Considering eThekwini alone because it is by far the largest water user: if one were to halve the water lost through leaks (from 30% to 15%) this translates into 47 million cubic metres of water that would not need to be purchased; a saving of R 282 million. If one were to halve the lost revenue from illegal connections (from 10% to 5%) that would translate into increased revenue of R 312 million. Together this would give eThekwini more than half a billion rand annually to invest in infrastructure development and maintenance.

Considering the uMngeni River Basin overall, over the past six months we have pumped 64 million cubic metres of water from the upper Mooi through the Mearns and Spring Grove transfer schemes to replenish the drought-hit system. During that same period between 46 and 56 million cubic metres of water leaked out of the pipes. We have built a multi-billion rand dam and transfer scheme largely to compensate for the leaks!

So, water is clearly not in good hands and Ivo Vegter is correct – we have inadequate infrastructure that is being mismanaged by government. But if we go back to Pravin Gordhan’s assertion that “our money is in good hands” what he is really saying is that we have a sound fiscal policy. In reality money is in everyone’s hands. If we all decide to remove our money from the banks our fiscal policy is meaningless – the system will crash. In the same way as money, the responsibility for managing water is in everyone’s hands. If we all open the taps our water policy is meaningless and we will crash.
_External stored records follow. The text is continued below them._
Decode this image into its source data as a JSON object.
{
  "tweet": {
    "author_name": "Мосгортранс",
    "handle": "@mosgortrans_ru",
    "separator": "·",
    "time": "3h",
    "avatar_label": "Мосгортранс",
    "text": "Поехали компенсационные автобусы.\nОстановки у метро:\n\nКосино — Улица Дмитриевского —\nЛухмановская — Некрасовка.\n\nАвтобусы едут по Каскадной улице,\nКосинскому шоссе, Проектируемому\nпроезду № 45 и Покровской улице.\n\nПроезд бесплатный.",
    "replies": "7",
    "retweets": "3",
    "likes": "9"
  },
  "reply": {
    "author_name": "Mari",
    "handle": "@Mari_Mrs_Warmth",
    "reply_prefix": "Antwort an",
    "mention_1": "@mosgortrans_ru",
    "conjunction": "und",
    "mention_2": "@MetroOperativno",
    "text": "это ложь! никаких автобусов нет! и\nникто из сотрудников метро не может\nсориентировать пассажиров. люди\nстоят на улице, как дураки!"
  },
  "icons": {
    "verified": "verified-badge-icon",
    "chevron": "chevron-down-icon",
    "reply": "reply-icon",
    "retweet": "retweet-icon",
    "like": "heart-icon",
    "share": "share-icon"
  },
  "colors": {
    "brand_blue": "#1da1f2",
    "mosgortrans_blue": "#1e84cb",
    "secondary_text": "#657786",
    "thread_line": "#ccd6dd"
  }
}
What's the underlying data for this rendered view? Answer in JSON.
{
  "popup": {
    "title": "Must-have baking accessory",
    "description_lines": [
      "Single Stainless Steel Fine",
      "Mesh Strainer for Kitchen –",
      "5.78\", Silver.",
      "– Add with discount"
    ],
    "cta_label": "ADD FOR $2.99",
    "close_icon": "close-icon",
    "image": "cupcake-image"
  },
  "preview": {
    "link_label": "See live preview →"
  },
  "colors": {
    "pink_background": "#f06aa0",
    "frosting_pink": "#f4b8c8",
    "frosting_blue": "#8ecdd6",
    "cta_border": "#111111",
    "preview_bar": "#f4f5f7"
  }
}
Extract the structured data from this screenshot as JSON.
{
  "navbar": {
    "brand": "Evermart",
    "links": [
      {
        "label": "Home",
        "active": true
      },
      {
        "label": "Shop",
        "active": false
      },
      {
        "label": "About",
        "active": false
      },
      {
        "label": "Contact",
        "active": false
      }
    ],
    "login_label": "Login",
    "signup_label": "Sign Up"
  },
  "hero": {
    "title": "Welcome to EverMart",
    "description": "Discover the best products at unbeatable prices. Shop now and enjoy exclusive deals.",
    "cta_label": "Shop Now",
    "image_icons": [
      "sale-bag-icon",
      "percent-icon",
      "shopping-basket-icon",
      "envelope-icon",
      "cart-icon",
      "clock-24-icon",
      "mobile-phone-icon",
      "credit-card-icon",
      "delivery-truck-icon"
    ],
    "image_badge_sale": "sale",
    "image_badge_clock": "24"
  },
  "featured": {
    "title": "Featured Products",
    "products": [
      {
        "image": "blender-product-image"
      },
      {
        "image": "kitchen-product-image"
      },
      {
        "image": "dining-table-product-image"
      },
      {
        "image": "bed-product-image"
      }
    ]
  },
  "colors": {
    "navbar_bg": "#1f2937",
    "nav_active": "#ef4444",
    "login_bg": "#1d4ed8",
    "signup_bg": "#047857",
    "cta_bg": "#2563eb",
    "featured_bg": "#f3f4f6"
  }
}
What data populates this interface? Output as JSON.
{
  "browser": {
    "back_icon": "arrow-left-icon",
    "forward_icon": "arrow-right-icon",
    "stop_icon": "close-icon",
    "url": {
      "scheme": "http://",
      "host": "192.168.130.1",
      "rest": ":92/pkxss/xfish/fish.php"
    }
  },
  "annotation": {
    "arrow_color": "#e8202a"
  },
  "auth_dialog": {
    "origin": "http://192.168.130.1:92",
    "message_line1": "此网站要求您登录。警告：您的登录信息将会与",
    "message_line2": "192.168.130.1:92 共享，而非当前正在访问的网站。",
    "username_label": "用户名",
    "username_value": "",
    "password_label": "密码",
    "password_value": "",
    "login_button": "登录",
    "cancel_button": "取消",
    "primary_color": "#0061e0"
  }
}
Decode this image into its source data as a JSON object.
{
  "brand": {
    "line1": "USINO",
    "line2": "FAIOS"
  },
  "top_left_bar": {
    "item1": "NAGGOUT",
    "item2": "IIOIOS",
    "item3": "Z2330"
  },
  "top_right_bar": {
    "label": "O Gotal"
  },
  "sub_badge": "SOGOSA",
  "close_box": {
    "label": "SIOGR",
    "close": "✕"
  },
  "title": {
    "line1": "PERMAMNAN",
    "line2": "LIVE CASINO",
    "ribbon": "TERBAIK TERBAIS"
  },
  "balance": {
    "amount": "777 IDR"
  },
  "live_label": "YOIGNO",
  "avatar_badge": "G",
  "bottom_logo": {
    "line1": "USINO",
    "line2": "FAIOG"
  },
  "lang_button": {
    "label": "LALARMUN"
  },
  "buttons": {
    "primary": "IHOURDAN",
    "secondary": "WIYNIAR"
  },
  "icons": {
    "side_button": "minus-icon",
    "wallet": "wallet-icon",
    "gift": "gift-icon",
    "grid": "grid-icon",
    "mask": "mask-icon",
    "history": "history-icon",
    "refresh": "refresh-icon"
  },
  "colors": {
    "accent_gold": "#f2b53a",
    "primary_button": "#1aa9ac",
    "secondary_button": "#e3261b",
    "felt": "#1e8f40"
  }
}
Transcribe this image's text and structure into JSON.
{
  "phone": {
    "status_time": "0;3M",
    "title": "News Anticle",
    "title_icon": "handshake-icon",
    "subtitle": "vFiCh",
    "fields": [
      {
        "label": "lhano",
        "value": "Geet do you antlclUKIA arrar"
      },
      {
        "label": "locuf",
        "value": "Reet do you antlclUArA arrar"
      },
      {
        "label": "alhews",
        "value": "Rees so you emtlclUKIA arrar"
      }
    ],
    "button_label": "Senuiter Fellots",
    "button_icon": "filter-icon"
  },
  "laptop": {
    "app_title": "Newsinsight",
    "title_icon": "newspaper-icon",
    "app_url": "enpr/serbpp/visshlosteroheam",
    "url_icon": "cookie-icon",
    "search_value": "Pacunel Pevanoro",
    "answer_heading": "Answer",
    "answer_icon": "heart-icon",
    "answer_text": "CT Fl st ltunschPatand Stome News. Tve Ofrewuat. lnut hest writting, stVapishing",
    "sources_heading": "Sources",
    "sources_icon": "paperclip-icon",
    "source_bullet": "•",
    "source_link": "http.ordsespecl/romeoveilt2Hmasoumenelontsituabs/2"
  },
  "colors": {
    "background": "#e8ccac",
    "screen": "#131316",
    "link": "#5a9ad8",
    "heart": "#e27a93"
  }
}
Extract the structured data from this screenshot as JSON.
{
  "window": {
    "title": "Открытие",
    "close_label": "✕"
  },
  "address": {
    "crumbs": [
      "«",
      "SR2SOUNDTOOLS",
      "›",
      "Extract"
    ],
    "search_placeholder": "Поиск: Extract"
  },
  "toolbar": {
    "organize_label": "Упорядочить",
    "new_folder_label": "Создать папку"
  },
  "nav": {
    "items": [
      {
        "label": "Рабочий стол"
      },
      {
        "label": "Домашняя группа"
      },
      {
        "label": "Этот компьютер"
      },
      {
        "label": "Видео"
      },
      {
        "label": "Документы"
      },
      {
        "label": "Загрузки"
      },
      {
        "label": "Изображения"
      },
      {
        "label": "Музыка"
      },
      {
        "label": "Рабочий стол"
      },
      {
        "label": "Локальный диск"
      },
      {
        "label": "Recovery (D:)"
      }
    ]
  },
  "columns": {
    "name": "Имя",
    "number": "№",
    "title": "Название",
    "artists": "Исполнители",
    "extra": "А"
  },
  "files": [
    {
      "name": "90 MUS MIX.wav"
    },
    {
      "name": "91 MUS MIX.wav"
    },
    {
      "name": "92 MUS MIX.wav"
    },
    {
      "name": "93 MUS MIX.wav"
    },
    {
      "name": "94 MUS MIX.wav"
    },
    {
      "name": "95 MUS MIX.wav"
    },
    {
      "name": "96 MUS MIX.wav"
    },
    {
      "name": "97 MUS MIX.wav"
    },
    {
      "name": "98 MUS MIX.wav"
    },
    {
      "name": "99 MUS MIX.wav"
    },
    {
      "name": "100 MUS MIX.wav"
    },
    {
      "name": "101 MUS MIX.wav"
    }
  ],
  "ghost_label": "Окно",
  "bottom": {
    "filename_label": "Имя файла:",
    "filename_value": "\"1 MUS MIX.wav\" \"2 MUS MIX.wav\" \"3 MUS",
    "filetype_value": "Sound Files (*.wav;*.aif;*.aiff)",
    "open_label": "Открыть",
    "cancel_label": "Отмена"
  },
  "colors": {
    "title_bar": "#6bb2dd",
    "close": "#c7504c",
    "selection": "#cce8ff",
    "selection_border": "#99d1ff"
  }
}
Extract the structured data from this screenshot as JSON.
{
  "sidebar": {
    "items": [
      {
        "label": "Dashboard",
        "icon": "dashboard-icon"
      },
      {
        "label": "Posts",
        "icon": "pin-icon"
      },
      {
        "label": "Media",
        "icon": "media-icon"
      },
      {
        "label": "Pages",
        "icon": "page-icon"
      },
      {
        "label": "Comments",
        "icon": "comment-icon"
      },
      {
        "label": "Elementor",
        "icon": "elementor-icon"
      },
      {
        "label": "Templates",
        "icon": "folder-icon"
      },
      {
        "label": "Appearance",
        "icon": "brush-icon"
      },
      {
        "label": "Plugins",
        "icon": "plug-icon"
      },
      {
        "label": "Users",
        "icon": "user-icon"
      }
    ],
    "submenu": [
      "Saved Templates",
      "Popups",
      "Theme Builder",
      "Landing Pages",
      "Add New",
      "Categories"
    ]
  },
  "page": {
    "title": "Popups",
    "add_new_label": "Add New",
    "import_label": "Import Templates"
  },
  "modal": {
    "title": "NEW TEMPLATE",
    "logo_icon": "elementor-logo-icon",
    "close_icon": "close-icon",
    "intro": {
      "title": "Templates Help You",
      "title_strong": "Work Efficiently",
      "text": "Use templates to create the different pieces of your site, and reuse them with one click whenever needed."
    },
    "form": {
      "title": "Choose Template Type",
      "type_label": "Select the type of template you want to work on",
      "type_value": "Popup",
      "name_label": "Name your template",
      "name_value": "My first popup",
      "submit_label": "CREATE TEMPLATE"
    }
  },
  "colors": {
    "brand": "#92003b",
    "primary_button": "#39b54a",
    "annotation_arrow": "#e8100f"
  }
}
I do not have the answers to the problems. No single individual and no single organisation has the answers – it requires an integrated response by government, business and civil society. In developing solutions, we should recognise exactly that; that water resource management is everyone’s business. Second, we need to be far more transparent about the problems and their possible solutions – not simply building more dams when we should be fixing leaks. Third, we need to be sharing information far more broadly so that everyone who wants to can contribute to finding solutions. Finally, we need to invest far more in our green infrastructure so that it can sustain our water yield and protect our built infrastructure.

Duncan Hay is the Executive Director of the Institute of Natural Resources. This article first appeared in The Mercury, a daily newspaper in Durban.